"No; you have certainly not made me an offer, and till you do that, of course I can't refuse you."
"Then, of course, I can tell my father that you have not refused me; and if I were further to hint to him that you are hardly prepared to marry just yet, that you would prefer to wait, say, a year or eighteen months longer, would that be a very wide departure from the truth?"
"It would be no departure from the truth so far as I am concerned. I certainly am not prepared to take to myself a husband for a long time to come."
"You know I can continue to look in here once or twice a week as usual; and perhaps you wouldn't mind my being seen with you in the Row, now and then, or at the opera, or the theatre?"
"Not at all. Come with me as often as you like. I have very few engagements."
"And if your Aunt Percival or Lady Loughton should hint anything to you 'about our supposed engagement, could you not give them to understand that you and I are on excellent terms with each other, and that the less they interfere in the matter the better?"
"I certainly could do all that, although the doing of it would involve a certain amount of deception on my part."

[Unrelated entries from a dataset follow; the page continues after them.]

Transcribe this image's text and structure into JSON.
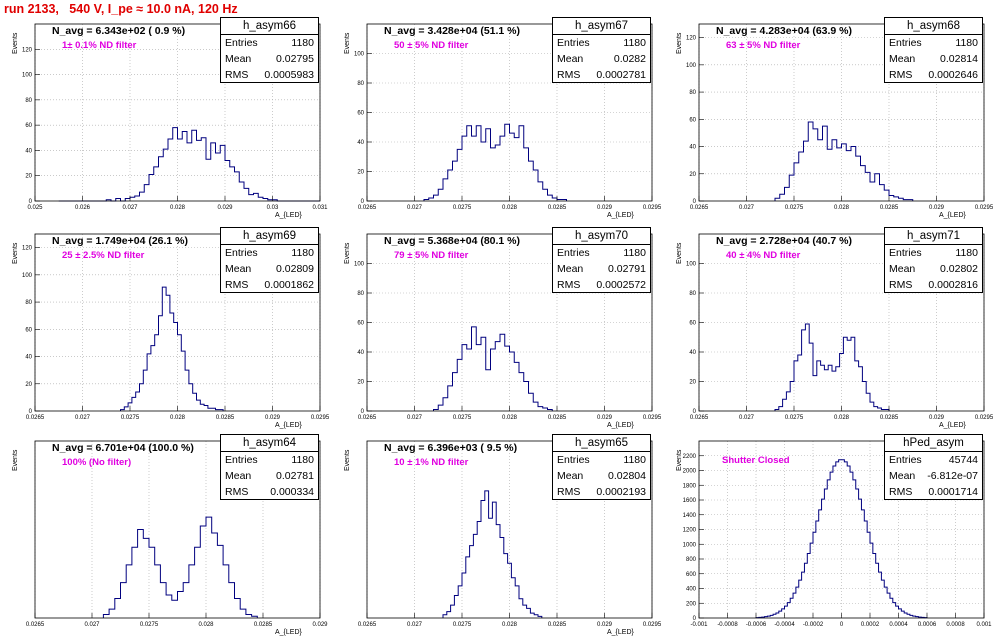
{
  "run_title": "run 2133,   540 V, I_pe ≈ 10.0 nA, 120 Hz",
  "stats_labels": {
    "entries": "Entries",
    "mean": "Mean",
    "rms": "RMS"
  },
  "colors": {
    "title": "#e00000",
    "annotation": "#e000e0",
    "histogram": "#00007f",
    "grid": "#aaaaaa"
  },
  "chart_data": [
    {
      "type": "histogram",
      "id": "h_asym66",
      "stats": {
        "name": "h_asym66",
        "entries": "1180",
        "mean": "0.02795",
        "rms": "0.0005983"
      },
      "n_avg_label": "N_avg = 6.343e+02 ( 0.9 %)",
      "annotation": "1± 0.1% ND filter",
      "ylabel": "Events",
      "xlabel": "A_{LED}",
      "xlim": [
        0.025,
        0.031
      ],
      "ylim": [
        0,
        140
      ],
      "xticks": [
        {
          "v": 0.025,
          "t": "0.025"
        },
        {
          "v": 0.026,
          "t": "0.026"
        },
        {
          "v": 0.027,
          "t": "0.027"
        },
        {
          "v": 0.028,
          "t": "0.028"
        },
        {
          "v": 0.029,
          "t": "0.029"
        },
        {
          "v": 0.03,
          "t": "0.03"
        },
        {
          "v": 0.031,
          "t": "0.031"
        }
      ],
      "yticks": [
        {
          "v": 0,
          "t": "0"
        },
        {
          "v": 20,
          "t": "20"
        },
        {
          "v": 40,
          "t": "40"
        },
        {
          "v": 60,
          "t": "60"
        },
        {
          "v": 80,
          "t": "80"
        },
        {
          "v": 100,
          "t": "100"
        },
        {
          "v": 120,
          "t": "120"
        }
      ],
      "bins": {
        "start": 0.0255,
        "width": 0.0001,
        "values": [
          0,
          0,
          0,
          0,
          0,
          0,
          0,
          0,
          0,
          0,
          1,
          0,
          2,
          0,
          2,
          3,
          4,
          7,
          13,
          21,
          27,
          35,
          41,
          49,
          58,
          49,
          55,
          46,
          56,
          48,
          50,
          33,
          46,
          38,
          44,
          32,
          27,
          23,
          15,
          10,
          5,
          6,
          3,
          2,
          1,
          1,
          0,
          0,
          0,
          0,
          0,
          0,
          0,
          0,
          0
        ]
      }
    },
    {
      "type": "histogram",
      "id": "h_asym67",
      "stats": {
        "name": "h_asym67",
        "entries": "1180",
        "mean": "0.0282",
        "rms": "0.0002781"
      },
      "n_avg_label": "N_avg = 3.428e+04 (51.1 %)",
      "annotation": "50 ± 5% ND filter",
      "ylabel": "Events",
      "xlabel": "A_{LED}",
      "xlim": [
        0.0265,
        0.0295
      ],
      "ylim": [
        0,
        120
      ],
      "xticks": [
        {
          "v": 0.0265,
          "t": "0.0265"
        },
        {
          "v": 0.027,
          "t": "0.027"
        },
        {
          "v": 0.0275,
          "t": "0.0275"
        },
        {
          "v": 0.028,
          "t": "0.028"
        },
        {
          "v": 0.0285,
          "t": "0.0285"
        },
        {
          "v": 0.029,
          "t": "0.029"
        },
        {
          "v": 0.0295,
          "t": "0.0295"
        }
      ],
      "yticks": [
        {
          "v": 0,
          "t": "0"
        },
        {
          "v": 20,
          "t": "20"
        },
        {
          "v": 40,
          "t": "40"
        },
        {
          "v": 60,
          "t": "60"
        },
        {
          "v": 80,
          "t": "80"
        },
        {
          "v": 100,
          "t": "100"
        }
      ],
      "bins": {
        "start": 0.0271,
        "width": 5e-05,
        "values": [
          1,
          2,
          4,
          8,
          15,
          21,
          27,
          35,
          44,
          51,
          44,
          51,
          40,
          49,
          36,
          38,
          44,
          52,
          46,
          43,
          51,
          36,
          27,
          21,
          13,
          8,
          4,
          2,
          1,
          1
        ]
      }
    },
    {
      "type": "histogram",
      "id": "h_asym68",
      "stats": {
        "name": "h_asym68",
        "entries": "1180",
        "mean": "0.02814",
        "rms": "0.0002646"
      },
      "n_avg_label": "N_avg = 4.283e+04 (63.9 %)",
      "annotation": "63 ± 5% ND filter",
      "ylabel": "Events",
      "xlabel": "A_{LED}",
      "xlim": [
        0.0265,
        0.0295
      ],
      "ylim": [
        0,
        130
      ],
      "xticks": [
        {
          "v": 0.0265,
          "t": "0.0265"
        },
        {
          "v": 0.027,
          "t": "0.027"
        },
        {
          "v": 0.0275,
          "t": "0.0275"
        },
        {
          "v": 0.028,
          "t": "0.028"
        },
        {
          "v": 0.0285,
          "t": "0.0285"
        },
        {
          "v": 0.029,
          "t": "0.029"
        },
        {
          "v": 0.0295,
          "t": "0.0295"
        }
      ],
      "yticks": [
        {
          "v": 0,
          "t": "0"
        },
        {
          "v": 20,
          "t": "20"
        },
        {
          "v": 40,
          "t": "40"
        },
        {
          "v": 60,
          "t": "60"
        },
        {
          "v": 80,
          "t": "80"
        },
        {
          "v": 100,
          "t": "100"
        },
        {
          "v": 120,
          "t": "120"
        }
      ],
      "bins": {
        "start": 0.0273,
        "width": 5e-05,
        "values": [
          2,
          5,
          10,
          19,
          28,
          36,
          44,
          58,
          53,
          45,
          55,
          38,
          45,
          39,
          42,
          37,
          40,
          33,
          26,
          21,
          14,
          20,
          12,
          8,
          4,
          3,
          2,
          1,
          1
        ]
      }
    },
    {
      "type": "histogram",
      "id": "h_asym69",
      "stats": {
        "name": "h_asym69",
        "entries": "1180",
        "mean": "0.02809",
        "rms": "0.0001862"
      },
      "n_avg_label": "N_avg = 1.749e+04 (26.1 %)",
      "annotation": "25 ± 2.5% ND filter",
      "ylabel": "Events",
      "xlabel": "A_{LED}",
      "xlim": [
        0.0265,
        0.0295
      ],
      "ylim": [
        0,
        130
      ],
      "xticks": [
        {
          "v": 0.0265,
          "t": "0.0265"
        },
        {
          "v": 0.027,
          "t": "0.027"
        },
        {
          "v": 0.0275,
          "t": "0.0275"
        },
        {
          "v": 0.028,
          "t": "0.028"
        },
        {
          "v": 0.0285,
          "t": "0.0285"
        },
        {
          "v": 0.029,
          "t": "0.029"
        },
        {
          "v": 0.0295,
          "t": "0.0295"
        }
      ],
      "yticks": [
        {
          "v": 0,
          "t": "0"
        },
        {
          "v": 20,
          "t": "20"
        },
        {
          "v": 40,
          "t": "40"
        },
        {
          "v": 60,
          "t": "60"
        },
        {
          "v": 80,
          "t": "80"
        },
        {
          "v": 100,
          "t": "100"
        },
        {
          "v": 120,
          "t": "120"
        }
      ],
      "bins": {
        "start": 0.0274,
        "width": 4e-05,
        "values": [
          1,
          3,
          6,
          10,
          14,
          20,
          30,
          42,
          48,
          56,
          70,
          91,
          85,
          72,
          65,
          56,
          44,
          30,
          20,
          13,
          8,
          5,
          4,
          2,
          2,
          1,
          1
        ]
      }
    },
    {
      "type": "histogram",
      "id": "h_asym70",
      "stats": {
        "name": "h_asym70",
        "entries": "1180",
        "mean": "0.02791",
        "rms": "0.0002572"
      },
      "n_avg_label": "N_avg = 5.368e+04 (80.1 %)",
      "annotation": "79 ± 5% ND filter",
      "ylabel": "Events",
      "xlabel": "A_{LED}",
      "xlim": [
        0.0265,
        0.0295
      ],
      "ylim": [
        0,
        120
      ],
      "xticks": [
        {
          "v": 0.0265,
          "t": "0.0265"
        },
        {
          "v": 0.027,
          "t": "0.027"
        },
        {
          "v": 0.0275,
          "t": "0.0275"
        },
        {
          "v": 0.028,
          "t": "0.028"
        },
        {
          "v": 0.0285,
          "t": "0.0285"
        },
        {
          "v": 0.029,
          "t": "0.029"
        },
        {
          "v": 0.0295,
          "t": "0.0295"
        }
      ],
      "yticks": [
        {
          "v": 0,
          "t": "0"
        },
        {
          "v": 20,
          "t": "20"
        },
        {
          "v": 40,
          "t": "40"
        },
        {
          "v": 60,
          "t": "60"
        },
        {
          "v": 80,
          "t": "80"
        },
        {
          "v": 100,
          "t": "100"
        }
      ],
      "bins": {
        "start": 0.0272,
        "width": 5e-05,
        "values": [
          1,
          4,
          9,
          17,
          26,
          35,
          45,
          42,
          57,
          45,
          50,
          28,
          42,
          47,
          52,
          44,
          40,
          33,
          26,
          20,
          12,
          6,
          3,
          2,
          1
        ]
      }
    },
    {
      "type": "histogram",
      "id": "h_asym71",
      "stats": {
        "name": "h_asym71",
        "entries": "1180",
        "mean": "0.02802",
        "rms": "0.0002816"
      },
      "n_avg_label": "N_avg = 2.728e+04 (40.7 %)",
      "annotation": "40 ± 4% ND filter",
      "ylabel": "Events",
      "xlabel": "A_{LED}",
      "xlim": [
        0.0265,
        0.0295
      ],
      "ylim": [
        0,
        120
      ],
      "xticks": [
        {
          "v": 0.0265,
          "t": "0.0265"
        },
        {
          "v": 0.027,
          "t": "0.027"
        },
        {
          "v": 0.0275,
          "t": "0.0275"
        },
        {
          "v": 0.028,
          "t": "0.028"
        },
        {
          "v": 0.0285,
          "t": "0.0285"
        },
        {
          "v": 0.029,
          "t": "0.029"
        },
        {
          "v": 0.0295,
          "t": "0.0295"
        }
      ],
      "yticks": [
        {
          "v": 0,
          "t": "0"
        },
        {
          "v": 20,
          "t": "20"
        },
        {
          "v": 40,
          "t": "40"
        },
        {
          "v": 60,
          "t": "60"
        },
        {
          "v": 80,
          "t": "80"
        },
        {
          "v": 100,
          "t": "100"
        }
      ],
      "bins": {
        "start": 0.0273,
        "width": 4e-05,
        "values": [
          1,
          3,
          8,
          13,
          20,
          34,
          38,
          55,
          59,
          46,
          24,
          34,
          31,
          28,
          31,
          27,
          30,
          39,
          50,
          48,
          50,
          34,
          30,
          20,
          12,
          6,
          3,
          2,
          1,
          1
        ]
      }
    },
    {
      "type": "histogram",
      "id": "h_asym64",
      "stats": {
        "name": "h_asym64",
        "entries": "1180",
        "mean": "0.02781",
        "rms": "0.000334"
      },
      "n_avg_label": "N_avg = 6.701e+04 (100.0 %)",
      "annotation": "100% (No filter)",
      "ylabel": "Events",
      "xlabel": "A_{LED}",
      "xlim": [
        0.0265,
        0.029
      ],
      "ylim": [
        0,
        100
      ],
      "xticks": [
        {
          "v": 0.0265,
          "t": "0.0265"
        },
        {
          "v": 0.027,
          "t": "0.027"
        },
        {
          "v": 0.0275,
          "t": "0.0275"
        },
        {
          "v": 0.028,
          "t": "0.028"
        },
        {
          "v": 0.0285,
          "t": "0.0285"
        },
        {
          "v": 0.029,
          "t": "0.029"
        }
      ],
      "yticks": [],
      "bins": {
        "start": 0.0271,
        "width": 5e-05,
        "values": [
          2,
          5,
          11,
          20,
          30,
          40,
          50,
          45,
          40,
          30,
          20,
          13,
          10,
          15,
          20,
          30,
          40,
          52,
          57,
          48,
          41,
          30,
          20,
          11,
          5,
          2,
          1
        ]
      }
    },
    {
      "type": "histogram",
      "id": "h_asym65",
      "stats": {
        "name": "h_asym65",
        "entries": "1180",
        "mean": "0.02804",
        "rms": "0.0002193"
      },
      "n_avg_label": "N_avg = 6.396e+03 ( 9.5 %)",
      "annotation": "10 ± 1% ND filter",
      "ylabel": "Events",
      "xlabel": "A_{LED}",
      "xlim": [
        0.0265,
        0.0295
      ],
      "ylim": [
        0,
        110
      ],
      "xticks": [
        {
          "v": 0.0265,
          "t": "0.0265"
        },
        {
          "v": 0.027,
          "t": "0.027"
        },
        {
          "v": 0.0275,
          "t": "0.0275"
        },
        {
          "v": 0.028,
          "t": "0.028"
        },
        {
          "v": 0.0285,
          "t": "0.0285"
        },
        {
          "v": 0.029,
          "t": "0.029"
        },
        {
          "v": 0.0295,
          "t": "0.0295"
        }
      ],
      "yticks": [],
      "bins": {
        "start": 0.0273,
        "width": 4e-05,
        "values": [
          2,
          4,
          8,
          14,
          20,
          28,
          38,
          45,
          52,
          60,
          73,
          79,
          62,
          72,
          58,
          50,
          40,
          34,
          25,
          20,
          12,
          8,
          6,
          3,
          2,
          1
        ]
      }
    },
    {
      "type": "histogram",
      "id": "hPed_asym",
      "stats": {
        "name": "hPed_asym",
        "entries": "45744",
        "mean": "-6.812e-07",
        "rms": "0.0001714"
      },
      "n_avg_label": "",
      "annotation": "Shutter Closed",
      "ylabel": "Events",
      "xlabel": "",
      "xlim": [
        -0.001,
        0.001
      ],
      "ylim": [
        0,
        2400
      ],
      "xticks": [
        {
          "v": -0.001,
          "t": "-0.001"
        },
        {
          "v": -0.0008,
          "t": "-0.0008"
        },
        {
          "v": -0.0006,
          "t": "-0.0006"
        },
        {
          "v": -0.0004,
          "t": "-0.0004"
        },
        {
          "v": -0.0002,
          "t": "-0.0002"
        },
        {
          "v": 0,
          "t": "0"
        },
        {
          "v": 0.0002,
          "t": "0.0002"
        },
        {
          "v": 0.0004,
          "t": "0.0004"
        },
        {
          "v": 0.0006,
          "t": "0.0006"
        },
        {
          "v": 0.0008,
          "t": "0.0008"
        },
        {
          "v": 0.001,
          "t": "0.001"
        }
      ],
      "yticks": [
        {
          "v": 0,
          "t": "0"
        },
        {
          "v": 200,
          "t": "200"
        },
        {
          "v": 400,
          "t": "400"
        },
        {
          "v": 600,
          "t": "600"
        },
        {
          "v": 800,
          "t": "800"
        },
        {
          "v": 1000,
          "t": "1000"
        },
        {
          "v": 1200,
          "t": "1200"
        },
        {
          "v": 1400,
          "t": "1400"
        },
        {
          "v": 1600,
          "t": "1600"
        },
        {
          "v": 1800,
          "t": "1800"
        },
        {
          "v": 2000,
          "t": "2000"
        },
        {
          "v": 2200,
          "t": "2200"
        }
      ],
      "gaussian": {
        "mean": 0,
        "sigma": 0.0001714,
        "peak": 2150,
        "start": -0.0006,
        "end": 0.0006,
        "width": 2e-05
      }
    }
  ]
}
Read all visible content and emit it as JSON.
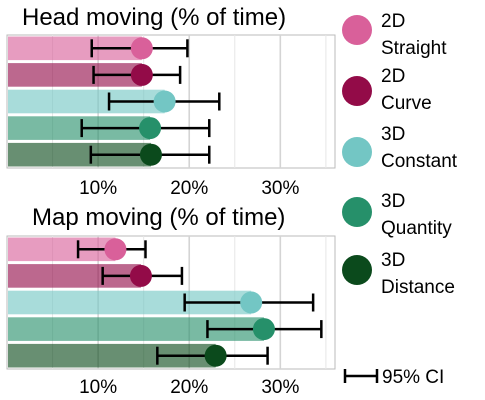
{
  "chart_data": [
    {
      "type": "bar",
      "title": "Head moving (% of time)",
      "xlim": [
        0,
        36
      ],
      "x_ticks": [
        "10%",
        "20%",
        "30%"
      ],
      "x_tick_values": [
        10,
        20,
        30
      ],
      "grid": true,
      "categories": [
        "2D Straight",
        "2D Curve",
        "3D Constant",
        "3D Quantity",
        "3D Distance"
      ],
      "values": [
        14.8,
        14.8,
        17.3,
        15.7,
        15.8
      ],
      "ci_low": [
        9.3,
        9.5,
        11.2,
        8.2,
        9.2
      ],
      "ci_high": [
        19.8,
        19.0,
        23.3,
        22.2,
        22.2
      ]
    },
    {
      "type": "bar",
      "title": "Map moving (% of time)",
      "xlim": [
        0,
        36
      ],
      "x_ticks": [
        "10%",
        "20%",
        "30%"
      ],
      "x_tick_values": [
        10,
        20,
        30
      ],
      "grid": true,
      "categories": [
        "2D Straight",
        "2D Curve",
        "3D Constant",
        "3D Quantity",
        "3D Distance"
      ],
      "values": [
        11.9,
        14.7,
        26.8,
        28.2,
        22.9
      ],
      "ci_low": [
        7.8,
        10.5,
        19.5,
        22.0,
        16.5
      ],
      "ci_high": [
        15.2,
        19.2,
        33.6,
        34.5,
        28.6
      ]
    }
  ],
  "legend": {
    "items": [
      {
        "line1": "2D",
        "line2": "Straight",
        "color": "#D9609A"
      },
      {
        "line1": "2D",
        "line2": "Curve",
        "color": "#930B48"
      },
      {
        "line1": "3D",
        "line2": "Constant",
        "color": "#73C6C4"
      },
      {
        "line1": "3D",
        "line2": "Quantity",
        "color": "#26906A"
      },
      {
        "line1": "3D",
        "line2": "Distance",
        "color": "#0B4A1C"
      }
    ],
    "ci_label": "95% CI"
  }
}
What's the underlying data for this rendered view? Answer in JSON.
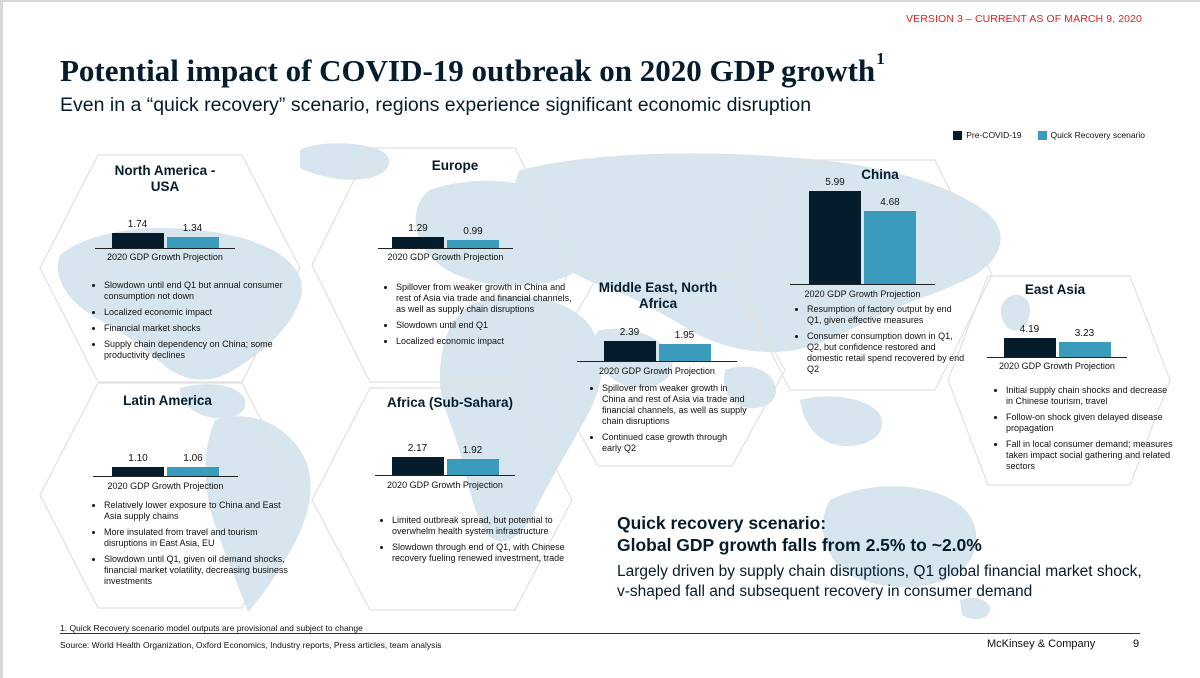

"But deception that can harm nobody. If these worthy old souls would only leave you and me to look after our own happiness, there would be no occasion for subterfuge of any kind."
"Then, under cover of all this, you intend to carry on your flirtation with the doctor's daughter?"
"It's no flirtation, Cis, but a real downright serious case of spoons. I've promised to marry her, and I shall do so in spite of everything. If I can only keep my father in the dark till I'm five-and-twenty, then all will come right, and with your help, Cis, I shall be able to do that without much difficulty."